Evet devraldı ama şımarık iş adamı Trump etrafındakileri kırıp dökmeye başladı.
Cumhuriyetçi Parti'nin liberteryen kanadından, öncü fikirleriyle tanınan Ron PaulABD'nin ani ve dehşet verici bir sona doğru sürüklendiğini söyledi.
ABD'nin tanınmış Cumhuriyetçilerinden, eski başkan adayı ve eski Teksas Senatörü, Ron Paul, Başkan Donald Trump'ın kendisini mali istikrar konusunda başarılı bulmasını eleştirdi
Russia Today (RT) televizyonuna demeç veren Paul, "ABD'nin umursanmadan büyüyen borçlarıyla askeri harcamaları, eninde sonunda sistemin çökmesine ve Sovyetler Birliği'nin son günlerindeki gibi yanıp kül olmasına yol açacak" değerlendirmesini yaptı.
Trump'ın ticari zekasını ABD yönetimine entegre etmekle övündüğünü, ancak yaklaşmakta olan ekonomik erimeyi dahi engelleyemediğini savunan Paul, "Ben ekonomik açıdan bakıyorum. Bence Sovyet sisteminin çöküşüne ABD'deki askeri yapılanma yol açmadı. Sovyetler, bizim gibi serbest piyasa insanlarının tamamen yaşayamaz bulduğu bir sistemle çalışıyorlardı" dedi.
Faşizm, sosyalizm, komünizm, hatta Keynescilik'in yaşayabilir sistemler olmadığı ve kaçınılmaz olarak çökeceği, aynı durumun ABD için de geçerli olabileceğini yorumunu yapan Paul, "Sovyet sisteminde olduğu gibi ani ve dehşet verici sona doğru gidiyoruz.

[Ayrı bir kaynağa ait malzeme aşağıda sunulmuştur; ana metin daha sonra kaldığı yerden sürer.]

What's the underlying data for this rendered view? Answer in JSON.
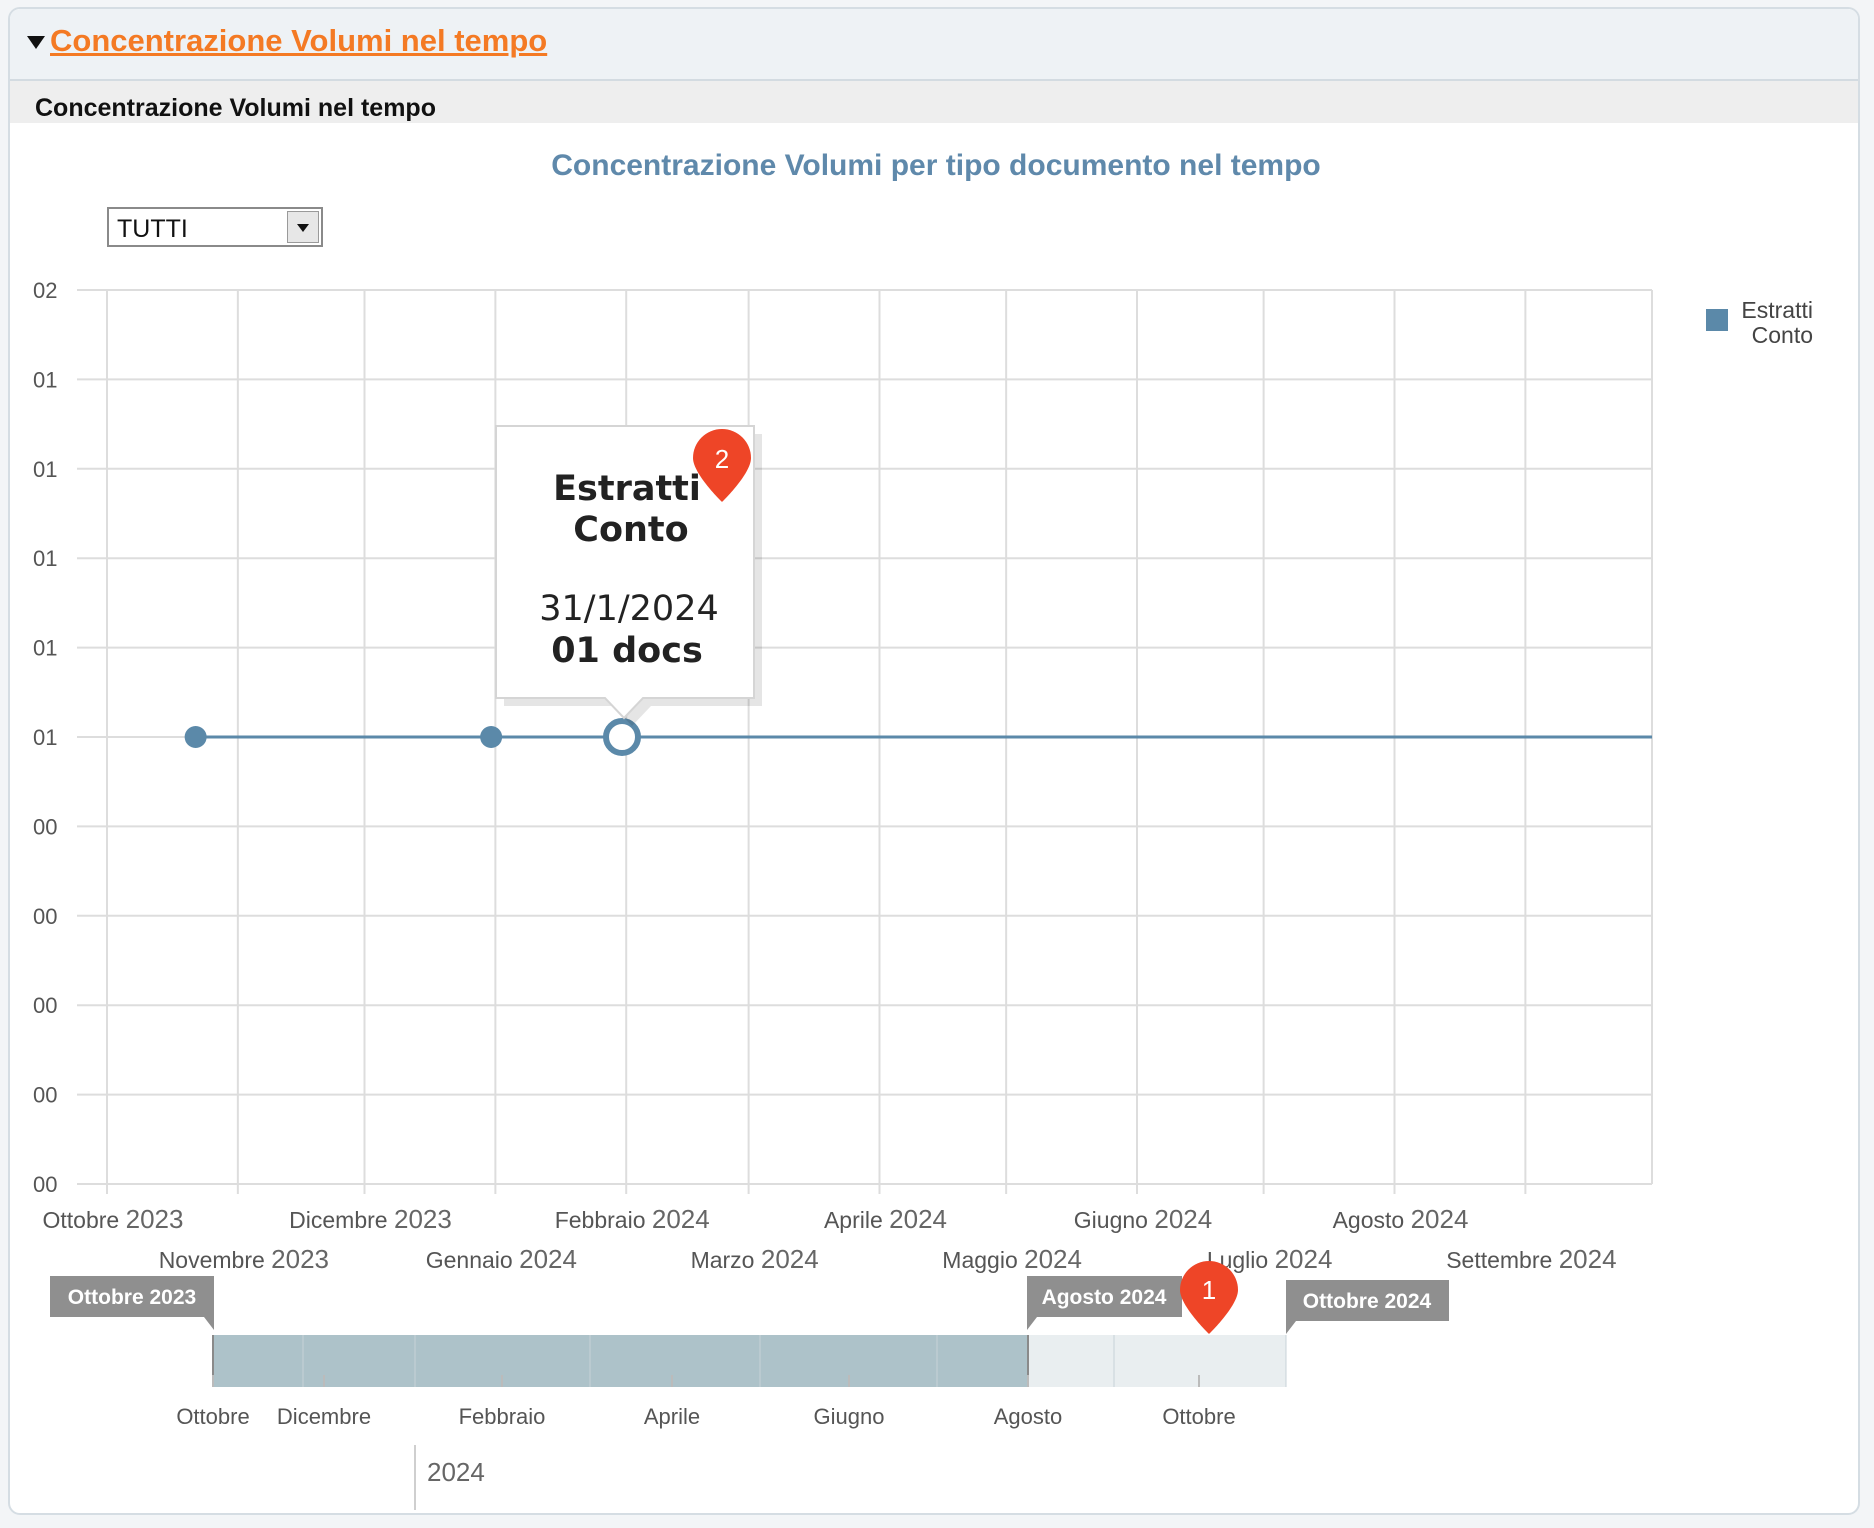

Benzer bir süreç olmayacak zira orada bazı ülkeler Sovyet sisteminden ayrılmıştı. Bizim eyaletlerimiz ayrılmayacak, ancak dünya genelinde imparatorluğumuzu daha fazla finanse edemeyeceğimize samimi olarak inanıyorum. Bize ait olduğunu iddia etmesek de, imparatorluğumuz büyük miktarda para ve nüfuz gerektiriyor ve biz imparatorluğu bir arada tutmak için silahla tehdit edip yaptırımları kullanıyoruz. Artık sona yaklaştığımızı düşünüyorum." Diye beyanat verdi.

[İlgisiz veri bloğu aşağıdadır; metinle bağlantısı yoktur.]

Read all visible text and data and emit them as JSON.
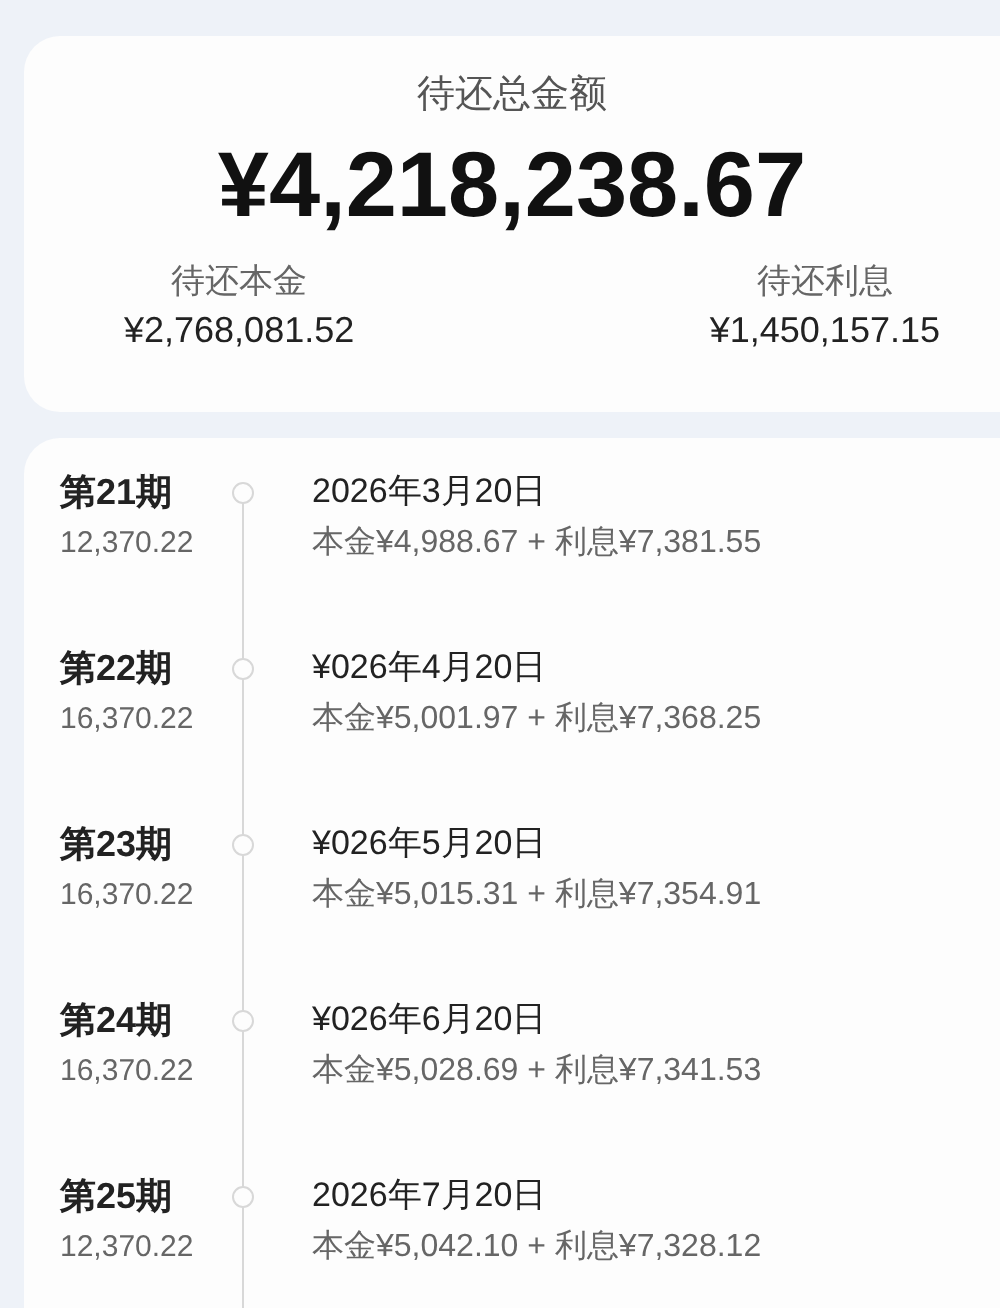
{
  "summary": {
    "total_label": "待还总金额",
    "total": "¥4,218,238.67",
    "principal_label": "待还本金",
    "principal": "¥2,768,081.52",
    "interest_label": "待还利息",
    "interest": "¥1,450,157.15"
  },
  "installments": [
    {
      "period": "第21期",
      "amount": "12,370.22",
      "date": "2026年3月20日",
      "detail": "本金¥4,988.67 + 利息¥7,381.55"
    },
    {
      "period": "第22期",
      "amount": "16,370.22",
      "date": "¥026年4月20日",
      "detail": "本金¥5,001.97 + 利息¥7,368.25"
    },
    {
      "period": "第23期",
      "amount": "16,370.22",
      "date": "¥026年5月20日",
      "detail": "本金¥5,015.31 + 利息¥7,354.91"
    },
    {
      "period": "第24期",
      "amount": "16,370.22",
      "date": "¥026年6月20日",
      "detail": "本金¥5,028.69 + 利息¥7,341.53"
    },
    {
      "period": "第25期",
      "amount": "12,370.22",
      "date": "2026年7月20日",
      "detail": "本金¥5,042.10 + 利息¥7,328.12"
    }
  ]
}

Amerika başta Türkiye’yi kırdı ve ypg’ye silah meselesi artık üzerinde durulması gereken bir konu değil. İran ve Rusya bölgede aktif oldukça ABD, ypg’yi kullanmaya devam edecektir. Bu tutum ve davranışı ile Amerika tüm Türk halkının nefretini kazanmıştır. Bunun yanında pkk  ve pyd’ye de silah, mühimmat ve parasal destek vermesi, İsrail politikalarını Orta doğu bölgesinde uygulaması iyice bölge halkı tarafından Amerika’dan nefret edilmesini sağlamıştır.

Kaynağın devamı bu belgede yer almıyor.